TRT Haber’de özel röportaj konuğu olan Adalet Bakanı Abdulhamit Gül, gündeme ait soruları cevapladı. Adalet Bakanı Abdulhamit Gül’ün …
TRT Haber’de özel röportaj konuğu olan Adalet Bakanı Abdulhamit Gül, gündeme ait soruları cevapladı.
Adalet Bakanı Abdulhamit Gül’ün açıklamalarından satır başları şöyle:
-Barolarla ilgili tüm süreçte bakanlık olarak Türkiye Barolar Birliği Liderimiz Metin Feyzioğlu ve tüm baro lideri arkadaşlarımızla diyalog içerisindeyiz.
“Barolarla diyalog kapısı daima açıktı”
-Yargı ıslahatı strateji dokümanını hazırlarken de tüm barolarla bu sıkıntıyı birlikte konuştuk kelamı olan avukatlık mesleğinin daha güçlü olması savunmanın daha güçlü olması için ne söyleyecekseniz gelin birlikte konuşalım diyalog kapısı her vakit açık diye diyalog çerçevesinde sürdürdük.
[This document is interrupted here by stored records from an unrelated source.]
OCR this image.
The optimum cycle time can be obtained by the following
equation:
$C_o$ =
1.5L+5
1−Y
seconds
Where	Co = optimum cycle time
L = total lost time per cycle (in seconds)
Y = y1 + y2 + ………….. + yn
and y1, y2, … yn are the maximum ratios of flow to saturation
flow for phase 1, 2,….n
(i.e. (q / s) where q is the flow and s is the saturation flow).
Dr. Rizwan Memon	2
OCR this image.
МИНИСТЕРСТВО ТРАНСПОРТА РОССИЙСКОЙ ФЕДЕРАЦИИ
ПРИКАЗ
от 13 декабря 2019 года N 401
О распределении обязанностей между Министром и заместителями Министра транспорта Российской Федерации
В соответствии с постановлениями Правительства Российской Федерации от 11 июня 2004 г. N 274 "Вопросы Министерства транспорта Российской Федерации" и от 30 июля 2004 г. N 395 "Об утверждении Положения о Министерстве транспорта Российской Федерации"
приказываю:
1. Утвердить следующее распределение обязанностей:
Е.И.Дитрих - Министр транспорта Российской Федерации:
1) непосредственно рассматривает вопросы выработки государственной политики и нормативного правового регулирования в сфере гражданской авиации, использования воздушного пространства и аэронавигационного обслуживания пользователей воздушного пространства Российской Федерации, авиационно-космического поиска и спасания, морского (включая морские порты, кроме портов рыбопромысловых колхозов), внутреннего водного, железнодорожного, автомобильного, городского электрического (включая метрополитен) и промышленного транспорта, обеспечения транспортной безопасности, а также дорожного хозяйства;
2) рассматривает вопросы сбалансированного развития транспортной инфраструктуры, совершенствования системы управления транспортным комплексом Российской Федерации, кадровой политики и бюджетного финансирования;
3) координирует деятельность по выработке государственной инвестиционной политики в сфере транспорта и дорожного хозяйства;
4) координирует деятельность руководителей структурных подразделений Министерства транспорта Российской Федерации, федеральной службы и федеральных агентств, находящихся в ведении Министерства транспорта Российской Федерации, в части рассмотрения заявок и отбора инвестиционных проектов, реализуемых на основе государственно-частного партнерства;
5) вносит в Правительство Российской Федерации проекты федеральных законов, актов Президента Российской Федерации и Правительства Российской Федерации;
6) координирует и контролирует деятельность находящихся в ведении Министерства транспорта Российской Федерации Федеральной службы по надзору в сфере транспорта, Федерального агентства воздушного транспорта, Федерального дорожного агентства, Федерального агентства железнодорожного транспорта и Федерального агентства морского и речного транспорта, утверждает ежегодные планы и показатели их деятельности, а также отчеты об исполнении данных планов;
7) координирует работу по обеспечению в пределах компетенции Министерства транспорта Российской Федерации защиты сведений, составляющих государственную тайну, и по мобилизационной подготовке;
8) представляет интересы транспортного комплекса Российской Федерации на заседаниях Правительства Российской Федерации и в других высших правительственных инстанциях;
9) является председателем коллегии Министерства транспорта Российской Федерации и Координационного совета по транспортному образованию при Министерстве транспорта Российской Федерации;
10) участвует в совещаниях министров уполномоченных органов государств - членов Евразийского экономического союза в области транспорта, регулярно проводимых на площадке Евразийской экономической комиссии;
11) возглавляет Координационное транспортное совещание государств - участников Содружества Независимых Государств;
Bu süreçte kanun hazırlanırken barolar birliği liderimiz ve 40’a yakın meslektaşımız ile 4 saatlik toplantıda görüşlerini aldık. Bu teklifleri küme başkanvekillerimize ilettik bu kapsamda diyalog kapısı daima açıktı ve teklifleri almaya çalıştık.
-Türkiye’de 1969’dan beri yürürlükte olan ve vakit zaman değişmiş bir avukatlık kanununa ait düzenleme kelam konusu. Avukatlık mesleğinin güçlendirilmesine yönelik, savunmanın güçlendirilmesine yönelik her vakit çalışmalar yapılmıştır. Baroların tekrar bu manada teşekkülü ile ilgili de her platformda her avukat tarafından, barolar ve STK’lar tarafından lisana getirilmiştir. Bu süreçte de yeniden yargı ıslahatı sürecinde ve Meclis evresinde AK Parti ve MHP olarak bu teklifi veren partiler olarak da toplumun her kısmının teklifleri alınmış ve süreç yürütülmeye çalışılmıştır.
-Yargının üç ayağı var sav, savunma ve yargılama, savunma avukatların güçlü bir formda mesleği ifa etmesi bu üç ayaktan birisi. Savunmanın güçlendirilmesi her vakit bizim çalışmalarımızın başında yer almıştır. AK Parti periyodunda avukatlık mesleğinin güçlendirilmesine yönelik bir grup hakların verilmesi için ıslahatlar yapıldı. Temel sıkıntımız avukatların gündemi ne ise bizim sıkıntımız de odur. Görüyoruz ki avukatların gündemi ile birtakım baroların gündemi avukatlarınkinden farklı.
-Bir yerde avukat, savcı ve hakim ne kadar güçlü olursa vatandaşlarımızın yargıya itimadı artacaktır. Münasebetiyle mesleğimizi daha fazla nasıl güçlendiririz çalışmalarından öte ideolojik, meslek örgütlenmesinden fazla ideolojik bir örgütlenmeye yönelik çok evvelce beri gelen mesleğin karşı karşıya kaldığı zorluklar kelam konusuydu. Somut problemde de bu husus daima değerlendirildi. Farklı modellerin hepsi değerlendirildi. Bizler de bakanlık olarak teklifi her türlü değerlendirmeyi yapmış olduk. Sonuçta da TBMM ortaya bir irade koyuyor ve bu irade milletin lehine bir irade bu halde tercih edilmiştir. Hasebiyle yasama kanun koyandır ve kanun koyma iradesine hürmet duymak gerekir.
“Ayasofya’nın ibadete açılması hukuksal gerekliliktir”
-Ayasofya ile ilgili yürüyen dava ile ilgili görüş sarfetme imkanımız yok. Karar açıklandığında herkesle birlikte biz de öğreneceğiz. Yürüyen davanın dışında ben Ayasofya’nın tekrar ibadete açılmasının hukuksal bir gereklilik olduğuna inanıyorum. Ayasofya bir vakıftır. Cami olarak vakfedilen Ayasofya’nın asli hedefine nazaran tekrar ibadete açılması türel gerekliliktir.
-Burada Ayasofya’da tüm kültürel bağlamda kıymetler tabiki korunacak. Tarihi dokusu korunacaktır ama asli emeli ibadete çevrilmesi tüm toplumun beklentisidir.
-Türkiye bir hukuk devleti tüm süreç yargıda. Duruşma günü oldu ve karar basamağına gelen bir süreç. Yargının vereceği bir karar, Cumhurbaşkanımızın vereceği bir karar bu nedenle milletimizin talepleri doğrultusunda bir karar olacağına inanıyorum.